Combining IoT and 3D printing to create human-centric innovation.

I’m always trying to track current digital innovation trends, and with that in mind I had coffee this week with Shashi Jain, Innovation Manager at Intel.

When he told me that he’s particularly interested in the intersection of IoT and 3D printing I paused for a moment, trying to figure out what the hell that meant. Then he opened up his laptop to show me an example.
A startup named UNYQ (pronounced “unique”) is working with Intel to create connected wearables for prosthetic and orthopedic purposes, including a new way to correct scoliosis.

(Background: Scoliosis is a curvature of the spine that affects over 3 million people a year. If left uncorrected, can become a lifelong deformity. It typically appears during teenage years, and girls are more severely affected than boys).
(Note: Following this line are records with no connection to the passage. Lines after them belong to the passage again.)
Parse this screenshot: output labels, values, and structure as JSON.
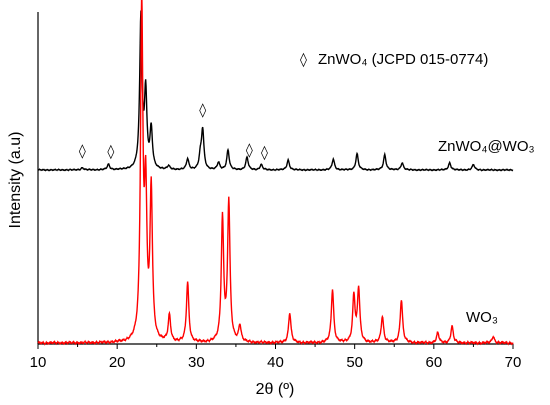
{
  "chart_data": {
    "type": "line",
    "xlabel": "2θ (º)",
    "ylabel": "Intensity (a.u)",
    "xlim": [
      10,
      70
    ],
    "xticks": [
      10,
      20,
      30,
      40,
      50,
      60,
      70
    ],
    "yticks_visible": false,
    "grid": false,
    "legend": {
      "marker": "◊",
      "text": "ZnWO₄ (JCPD 015-0774)",
      "placement": "top-right"
    },
    "series": [
      {
        "name": "ZnWO₄@WO₃",
        "color": "#000000",
        "baseline": 0.0,
        "peaks": [
          {
            "x": 15.6,
            "h": 0.012
          },
          {
            "x": 18.9,
            "h": 0.03
          },
          {
            "x": 23.0,
            "h": 0.85
          },
          {
            "x": 23.6,
            "h": 0.42
          },
          {
            "x": 24.3,
            "h": 0.22
          },
          {
            "x": 26.5,
            "h": 0.02
          },
          {
            "x": 28.9,
            "h": 0.06
          },
          {
            "x": 30.5,
            "h": 0.07
          },
          {
            "x": 30.8,
            "h": 0.22
          },
          {
            "x": 32.8,
            "h": 0.04
          },
          {
            "x": 34.0,
            "h": 0.11
          },
          {
            "x": 36.4,
            "h": 0.07
          },
          {
            "x": 38.2,
            "h": 0.03
          },
          {
            "x": 41.6,
            "h": 0.055
          },
          {
            "x": 47.3,
            "h": 0.06
          },
          {
            "x": 50.3,
            "h": 0.09
          },
          {
            "x": 53.8,
            "h": 0.085
          },
          {
            "x": 56.0,
            "h": 0.04
          },
          {
            "x": 62.0,
            "h": 0.04
          },
          {
            "x": 65.0,
            "h": 0.03
          }
        ],
        "diamond_markers_x": [
          15.6,
          19.2,
          30.8,
          36.7,
          38.6
        ]
      },
      {
        "name": "WO₃",
        "color": "#ff0000",
        "baseline": 0.0,
        "peaks": [
          {
            "x": 23.1,
            "h": 1.0
          },
          {
            "x": 23.6,
            "h": 0.42
          },
          {
            "x": 24.3,
            "h": 0.45
          },
          {
            "x": 26.6,
            "h": 0.08
          },
          {
            "x": 28.9,
            "h": 0.18
          },
          {
            "x": 33.3,
            "h": 0.37
          },
          {
            "x": 34.1,
            "h": 0.42
          },
          {
            "x": 35.5,
            "h": 0.05
          },
          {
            "x": 41.8,
            "h": 0.09
          },
          {
            "x": 47.2,
            "h": 0.16
          },
          {
            "x": 49.9,
            "h": 0.14
          },
          {
            "x": 50.5,
            "h": 0.16
          },
          {
            "x": 53.5,
            "h": 0.08
          },
          {
            "x": 55.9,
            "h": 0.13
          },
          {
            "x": 60.5,
            "h": 0.03
          },
          {
            "x": 62.3,
            "h": 0.05
          },
          {
            "x": 67.5,
            "h": 0.02
          }
        ]
      }
    ],
    "annotations": [
      {
        "text": "ZnWO₄@WO₃",
        "series": "ZnWO₄@WO₃"
      },
      {
        "text": "WO₃",
        "series": "WO₃"
      }
    ]
  }
}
UNYQ has developed a revolutionary new brace which is not only highly-effective at correcting the spinal curvature, it does so in a way that helps a teenage girl to retain her sense of self and fashion.
By scanning the patient’s torso and then using those scans to 3-D print the orthopedic brace, the patient gets a perfect customized fit. By implanting sensors hardwired to an Intel Curie module, connected via Bluetooth LE to a mobile application, the patient can use her smartphone to adjust the pressure on the brace for optimized therapeutic tension. And because that application is tracking the tension and positioning over time, each follow-up visit with the physician can include a smartphone review of all the data captured.
You can read Shashi’s article about it on the Intel website. It is indeed a great example of IoT and 3D printing brought together to create a product that is changing lives.

But you know the best thing? It’s also a great example of Design Thinking being used. During the first phase of the Design Thinking process (Empathy), the engineers at UNYQ talked with girls with scoliosis and discovered a key insight: girls hate wearing the traditional scoliosis brace, leading to conflict between girls and their parents (and often the girls being less than truthful with their physicians about how many hours per day they were wearing their brace).

Based on that key insight, the engineers at UNYQ went into the second phase of Design Thinking, Ideation (brainstorming) about how that problem could be addressed. The result? A more comfortable, fashionable brace that girls are happier wearing, and sensor-collected data on exactly how many hours a day they are wearing it, leading to better compliance and better outcomes.

Bingo. It’s a great example of human-centered innovation being engineered today, combining IoT, embedded sensors, Bluetooth LE, and 3D printing. Great stuff.